How to get kids to eat at the table: the Push-Pull Principle

How to get kids to eat at the table

Dinner Table Lessons from Jamie Oliver’s Food Revolution

© Sacred Appetite / Anna Migeon / 21 June 2010 / All rights reserved

Anna Migeon
Anna Migeon

Thanks for your comments, Diana! I like your plan for conversation at the table. I like the idea of not putting all the attention on them but including them. My only thought here is that I think you will get better results by NOT requiring your son to even taste anything, ever. I think he should learn to say, "No thank you," and choose to eat or not to eat whatever he wants from the good choices on the table. Kids want autonomy and what harm does it do to let them at least have that much autonomy? On the contrary, I think it's better for them. Making him try things sort of positions food as less valuable, as something he doesn't want. It's a kind of pushing that I believe leads to resistance. If foods are presented and he is free to choose among them, he will have no reason to resist you about eating. He'll see food not as something you want him to eat, but just be free to want to eat it on his own. Here is a post about this subject, "Foolish Freedom: Why some kids refuse to eat even to the point of harming themselves": Also I had a mom tell me that she went out to eat with a guy once who ordered FOR her. He ordered crab for her. When it came, she told him, "Oh, I'm allergic to crab." But in fact, she said, "I love crab!" There is also a great video I posted about what motivates us, that I find applies well to getting kids to eat: I'd love to hear more from you!


Thanks for the reminders! My 6 yr old is pretty good about coming to the table and eating. But we have a rule (especially for new foods) that he must take "No Thank You" bites. If he isn't hungry, it's one thing. But if he is turning up his nose he has to at least give it a try. :) I also think it's important to make the table 'hot' once the kids get there! They need to be included in conversation, but not necessarily be focused on. We've started a tradition that we go around the table and say (a) the best part of our day, (b) the worst part of our day, and (c) what we are looking forward to tomorrow. It helps the children be included but not all the attention is focused on THEM. I just found your blog (thanks to Fight Back Friday) and I will be checking back often! :)


She had to come to the table and be polite. I never make anyone eat a lot - a taste will do.
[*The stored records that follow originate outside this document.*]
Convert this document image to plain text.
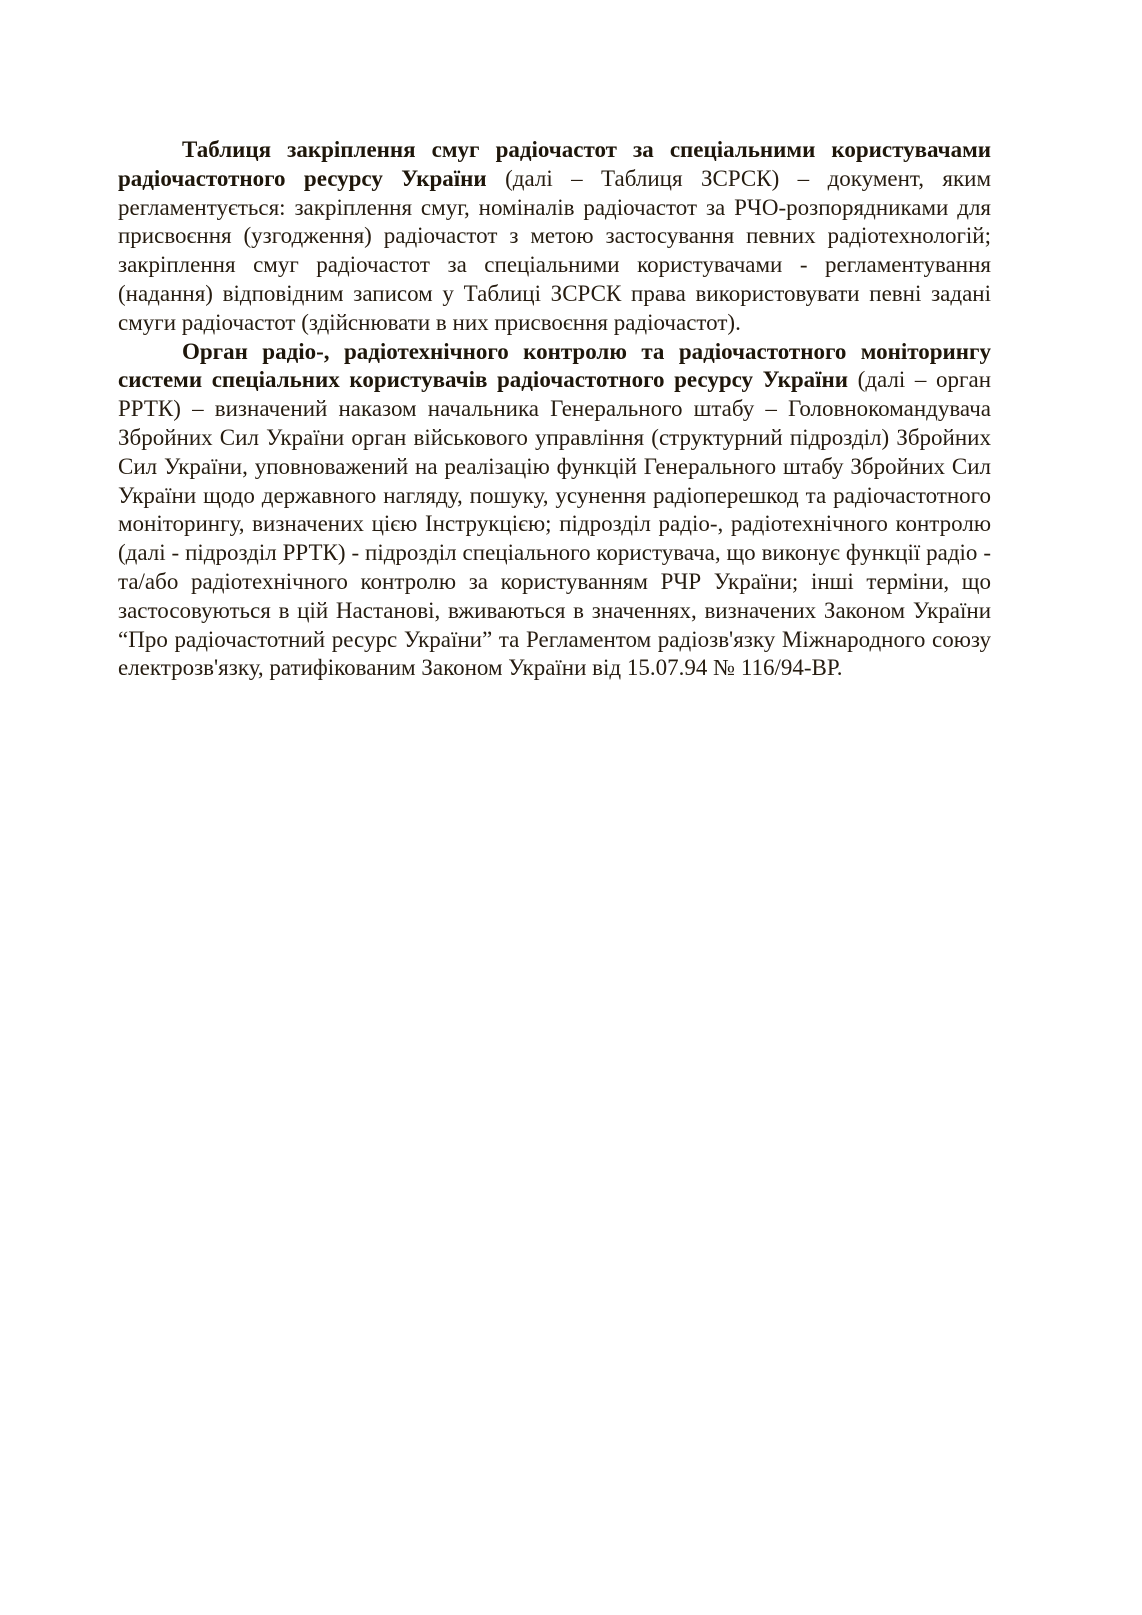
Таблиця закріплення смуг радіочастот за спеціальними користувачами радіочастотного ресурсу України (далі – Таблиця ЗСРСК) – документ, яким регламентується: закріплення смуг, номіналів радіочастот за РЧО-розпорядниками для присвоєння (узгодження) радіочастот з метою застосування певних радіотехнологій; закріплення смуг радіочастот за спеціальними користувачами - регламентування (надання) відповідним записом у Таблиці ЗСРСК права використовувати певні задані смуги радіочастот (здійснювати в них присвоєння радіочастот).

Орган радіо-, радіотехнічного контролю та радіочастотного моніторингу системи спеціальних користувачів радіочастотного ресурсу України (далі – орган РРТК) – визначений наказом начальника Генерального штабу – Головнокомандувача Збройних Сил України орган військового управління (структурний підрозділ) Збройних Сил України, уповноважений на реалізацію функцій Генерального штабу Збройних Сил України щодо державного нагляду, пошуку, усунення радіоперешкод та радіочастотного моніторингу, визначених цією Інструкцією; підрозділ радіо-, радіотехнічного контролю (далі - підрозділ РРТК) - підрозділ спеціального користувача, що виконує функції радіо - та/або радіотехнічного контролю за користуванням РЧР України; інші терміни, що застосовуються в цій Настанові, вживаються в значеннях, визначених Законом України “Про радіочастотний ресурс України” та Регламентом радіозв'язку Міжнародного союзу електрозв'язку, ратифікованим Законом України від 15.07.94 № 116/94-ВР.
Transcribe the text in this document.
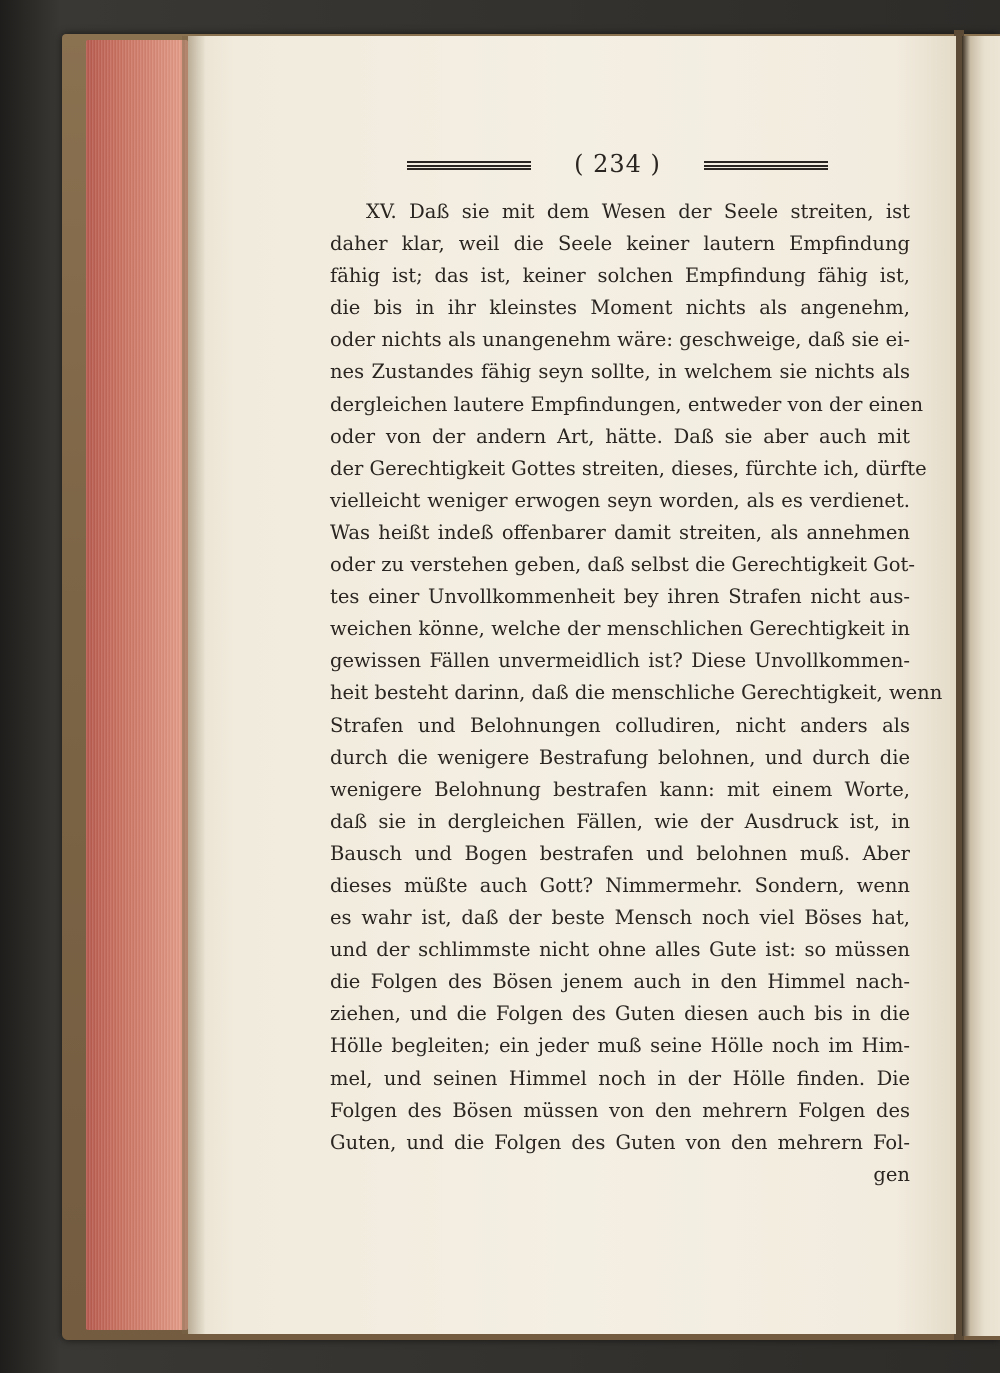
( 234 )
XV. Daß sie mit dem Wesen der Seele streiten, ist
daher klar, weil die Seele keiner lautern Empfindung
fähig ist; das ist, keiner solchen Empfindung fähig ist,
die bis in ihr kleinstes Moment nichts als angenehm,
oder nichts als unangenehm wäre: geschweige, daß sie ei-
nes Zustandes fähig seyn sollte, in welchem sie nichts als
dergleichen lautere Empfindungen, entweder von der einen
oder von der andern Art, hätte. Daß sie aber auch mit
der Gerechtigkeit Gottes streiten, dieses, fürchte ich, dürfte
vielleicht weniger erwogen seyn worden, als es verdienet.
Was heißt indeß offenbarer damit streiten, als annehmen
oder zu verstehen geben, daß selbst die Gerechtigkeit Got-
tes einer Unvollkommenheit bey ihren Strafen nicht aus-
weichen könne, welche der menschlichen Gerechtigkeit in
gewissen Fällen unvermeidlich ist? Diese Unvollkommen-
heit besteht darinn, daß die menschliche Gerechtigkeit, wenn
Strafen und Belohnungen colludiren, nicht anders als
durch die wenigere Bestrafung belohnen, und durch die
wenigere Belohnung bestrafen kann: mit einem Worte,
daß sie in dergleichen Fällen, wie der Ausdruck ist, in
Bausch und Bogen bestrafen und belohnen muß. Aber
dieses müßte auch Gott? Nimmermehr. Sondern, wenn
es wahr ist, daß der beste Mensch noch viel Böses hat,
und der schlimmste nicht ohne alles Gute ist: so müssen
die Folgen des Bösen jenem auch in den Himmel nach-
ziehen, und die Folgen des Guten diesen auch bis in die
Hölle begleiten; ein jeder muß seine Hölle noch im Him-
mel, und seinen Himmel noch in der Hölle finden. Die
Folgen des Bösen müssen von den mehrern Folgen des
Guten, und die Folgen des Guten von den mehrern Fol-
gen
Like you said it is just polite. She does know that it is never acceptable to be rude in another's home. BTW she wasn't too happy with me. It must mean I am doing my job!

Anna Migeon
Anna Migeon

thanks, Christy! So did you make her come to the table anyway? My mom would tell her, "Good. Leaves more for the rest of us." I think kids get a lot of attention for "not liking" stuff. I would rather see kids grow up to be gracious adults, maybe not necessarily eating everything but being sociable, and not making a fuss and drawing attention to themselves about what they "don't like." They can start being this way quite young.


Just the other day my 17 year old didn't want to come to the table -she doesn't like meatloaf. When I told her she couldn't make herself something later she was SHOCKED! Was I going to deprive her of food? I had to (as calmly as possible) explain that no she wasn't being deprived she was choosing not to eat. A huge difference. Great post!

Anna Migeon
Anna Migeon

Thanks for your encouraging comments! I've started to realize how many people are having trouble not just getting their kids to eat, but to get them to even come to the table in the first place. I like your technique with the overeating and how that worked for him.


GREAT, GREAT, GREAT advice. It's amazing how far away we've gotten from this simple system...that WORKS. On the flip side, I had a "five minute" rule when Chase was little. Sometimes he'd wolf down several portions of some of his favorite foods. If I thought it was too much and he still asked for more, I'd ask him to "wait five minutes" and if he still wanted another serving he could have it. Almost invariably he would realize he was full and even, on occassion, thank me for heading off what would have almost certainly been a stomach ache.